Pharmacists can help control drug-resistant infections
Drug-resistant infections remain a major concern for most hospitals. In large tertiary care centers, teams of infectious disease physicians and health-system pharmacists work to manage potentially life-threatening drug-resistant infections.
Howard Belzberg, M.D., director of critical care services at University of Southern California Medical Center in Los Angeles, said that pharmacists are an integral part of the healthcare delivery team and they bring an expertise that nobody else has in the management of infectious diseases. "The pharmacist is the most knowledgeable in terms of the relative costs of various agents too," he said.
While pharmacists can't look at every single infection or antibiotic therapy, they can publish and promote empiric guidelines throughout the hospital system. "When you get a culture back and the patient has a specific organism, then you would modify the therapy to match the culture, instead of using broad-spectrum agents," said Fossaceca.
Experts assert that infectious disease is the weak link in medical school training and that R.Ph.s can play a vital role in the education process. "It's an opportunity for pharmacists to educate the physician and medical students in choosing appropriate therapy and proper dosing and teaching kinetics," said Fossaceca.
For example, in the case of vancomycin resistance, a common problem in intensive care units, doctors work in conjunction with pharmacists in developing a dosing regimen customized to fit a specific patient's needs. However, the pharmacy department has to be willing to "put itself out there," noted Fossaceca. "We are a valuable part of the healthcare team and we have to be able to say to physicians that this is what we can offer you."
Data from numerous studies indicate that when R.Ph.s are involved in guiding therapies, dosing is more accurate, excessive and inappropriate dosing is diminished, and overall patient outcomes are improved.
Pharmacists can be a valuable resource in guiding physician decisions. For example, regarding the appropriate duration of therapy, in some cases, antibiotics that should be used for seven days are used for weeks. Doctors often overload patients with several drugs when monotherapy is appropriate, Fossaceca said.
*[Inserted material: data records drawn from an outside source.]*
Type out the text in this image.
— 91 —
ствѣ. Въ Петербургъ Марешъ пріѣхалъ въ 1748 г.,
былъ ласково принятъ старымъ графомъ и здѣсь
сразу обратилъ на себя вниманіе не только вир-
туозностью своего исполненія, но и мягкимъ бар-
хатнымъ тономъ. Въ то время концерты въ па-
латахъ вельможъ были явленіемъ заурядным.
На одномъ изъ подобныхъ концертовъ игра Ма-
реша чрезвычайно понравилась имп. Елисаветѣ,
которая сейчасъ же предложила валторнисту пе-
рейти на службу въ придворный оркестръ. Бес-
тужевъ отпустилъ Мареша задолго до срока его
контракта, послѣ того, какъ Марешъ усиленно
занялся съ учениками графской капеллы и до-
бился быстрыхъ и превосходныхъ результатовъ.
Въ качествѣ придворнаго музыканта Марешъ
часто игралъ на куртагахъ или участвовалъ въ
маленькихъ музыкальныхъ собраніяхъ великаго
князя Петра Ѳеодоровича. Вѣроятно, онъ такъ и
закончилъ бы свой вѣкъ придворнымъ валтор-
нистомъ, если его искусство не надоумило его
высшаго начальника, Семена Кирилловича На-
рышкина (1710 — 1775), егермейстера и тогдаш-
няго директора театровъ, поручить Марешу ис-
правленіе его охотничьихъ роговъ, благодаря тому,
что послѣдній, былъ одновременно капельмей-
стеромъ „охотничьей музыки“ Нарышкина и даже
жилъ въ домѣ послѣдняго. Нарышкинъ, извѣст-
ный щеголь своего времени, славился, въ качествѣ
In many cases, doctors avoid prescribing first-line drugs and in doing so they go select a broad-spectrum antibiotic or an overly expensive agent that should be reserved for patients in specific instances. As a result of the overutilization of certain drug classes, many hospitals are starting to see the development of resistance and the significant emergence of Clostridium difficile, a bacterial infection from using inappropriate drug therapy that causes intractable diarrhea and vancomycin-resistant enterococcal infections.
George Sakoulas, M.D., assistant professor of medicine in the division of infectious diseases at New York Medical College, said that there is a perception among physicians that antibiotics are benign and that starting an antibiotic can't hurt. "Many physicians have adopted a strategy of broad antibiotic coverage just in case a patient has an infection, when the patient clearly has other reasons to be sick," he said. "Some people have taken this 'it can't hurt approach' a little bit too far. Now the pendulum has swung in the other direction, and many physicians are starting to realize that maybe antibiotics can hurt by increasing resistance that makes subsequent infections harder to treat."